10. The method of claim 9, further comprising:

obtaining weights corresponding to the first difference, the second difference and the category difference respectively, wherein the category difference comprises the intra-class difference and the inter-class difference;

weighting the first difference, the second difference, and the category difference based on their respective weights;

and summing the weighted first difference, the weighted second difference and the weighted category difference corresponding to each sample attribute map, and taking the sum as the training loss value.

11. A method for processing an attribute map is characterized by comprising the following steps:

acquiring a to-be-processed attribute graph and attribute information of each node in the to-be-processed attribute graph;

determining an adjacency matrix of the attribute graph to be processed;

for each node, determining an initial feature representation of the node based on attribute information of the node;

outputting the adjacency matrix and the initial feature representation of each node to a graph convolution neural network model to obtain a target feature representation of each node, wherein the graph convolution neural network model is trained on the basis of the method of any one of claims 1 to 10.

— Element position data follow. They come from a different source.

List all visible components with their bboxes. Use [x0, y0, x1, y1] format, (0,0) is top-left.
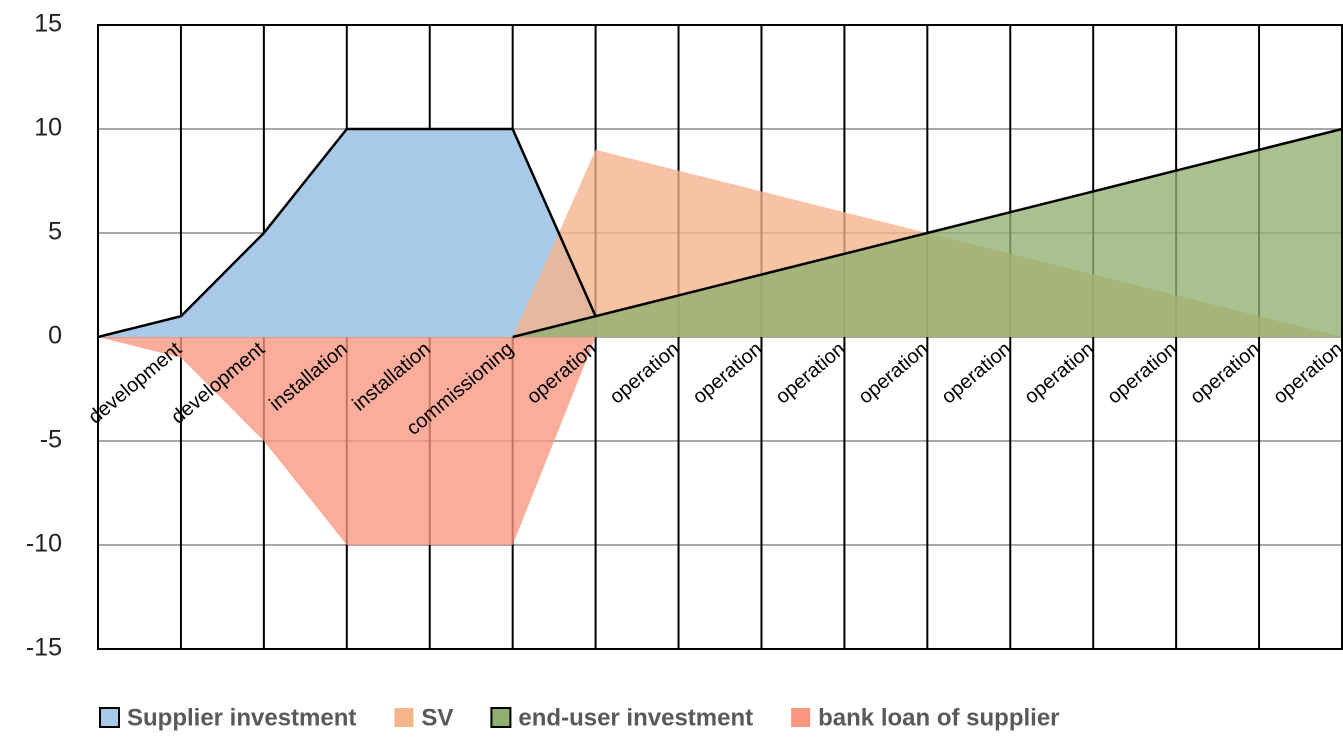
y-tick-label: -10: [26, 530, 62, 558]
x-tick-label: operation: [1020, 338, 1098, 408]
y-tick-label: 0: [48, 322, 62, 350]
legend-label: SV: [421, 704, 453, 731]
legend-swatch: [394, 708, 414, 727]
legend-swatch: [99, 707, 120, 728]
x-tick-label: operation: [937, 338, 1015, 408]
y-tick-label: 10: [34, 114, 62, 142]
y-tick-label: 15: [34, 10, 62, 38]
legend-label: bank loan of supplier: [818, 704, 1059, 731]
area-outline: [97, 127, 597, 339]
y-tick-label: 5: [48, 218, 62, 246]
x-tick-label: operation: [606, 338, 684, 408]
plot-border: [97, 24, 1343, 650]
area-outline: [512, 127, 1343, 339]
x-tick-label: operation: [1186, 338, 1264, 408]
x-tick-label: operation: [1269, 338, 1343, 408]
area: [98, 129, 596, 337]
x-tick-label: operation: [1103, 338, 1181, 408]
x-tick-label: operation: [855, 338, 933, 408]
legend: Supplier investment SV end-user investment…: [99, 704, 1060, 731]
legend-label: end-user investment: [518, 704, 753, 731]
y-tick-label: -5: [40, 426, 62, 454]
area: [98, 337, 596, 545]
legend-swatch: [490, 707, 512, 728]
legend-label: Supplier investment: [127, 704, 356, 731]
legend-swatch: [791, 708, 811, 727]
x-tick-label: operation: [689, 338, 767, 408]
x-tick-label: operation: [772, 338, 850, 408]
y-tick-label: -15: [26, 634, 62, 662]
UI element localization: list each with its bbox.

12. An apparatus for processing an attribute map, comprising:

the data acquisition module is used for acquiring a training data set, each sample in the training data set comprises original information of a sample attribute graph, the original information comprises an adjacency matrix of the sample attribute graph and initial feature representations of nodes in the sample attribute graph, and the initial feature representation of one node represents the attribute information of the node;

an initial information determining module, configured to determine, for each sample attribute graph, an initial graph structure feature of the graph based on at least one of the original information, and determine a first similarity between nodes in the graph based on an initial feature representation of the nodes in the graph;

a model training module, configured to repeatedly perform the following training operations on the initial graph convolution neural network model based on the training data set until the training loss value satisfies a training end condition, to obtain a trained graph convolution neural network model:

13. An apparatus for processing an attribute map, comprising:

the system comprises a to-be-processed data acquisition module, a to-be-processed data acquisition module and a processing module, wherein the to-be-processed data acquisition module is used for acquiring a to-be-processed attribute graph and attribute information of each node in the to-be-processed attribute graph;

and the target feature representation determining module is used for outputting the adjacency matrix and the initial feature representation of each node to a graph convolution neural network model to obtain a target feature representation of each node, wherein the graph convolution neural network model is trained on the basis of the method of any one of claims 1 to 10.

14. An electronic device, comprising a processor and a memory:

the memory is configured to store a computer program which, when executed by the processor, causes the processor to perform the method of any of claims 1-10 or to perform the method of any of claim 11.

15. A computer-readable storage medium, for storing a computer program which, when run on a computer, causes the computer to perform the method of any one of claims 1-10 or to perform the method of any one of claim 11.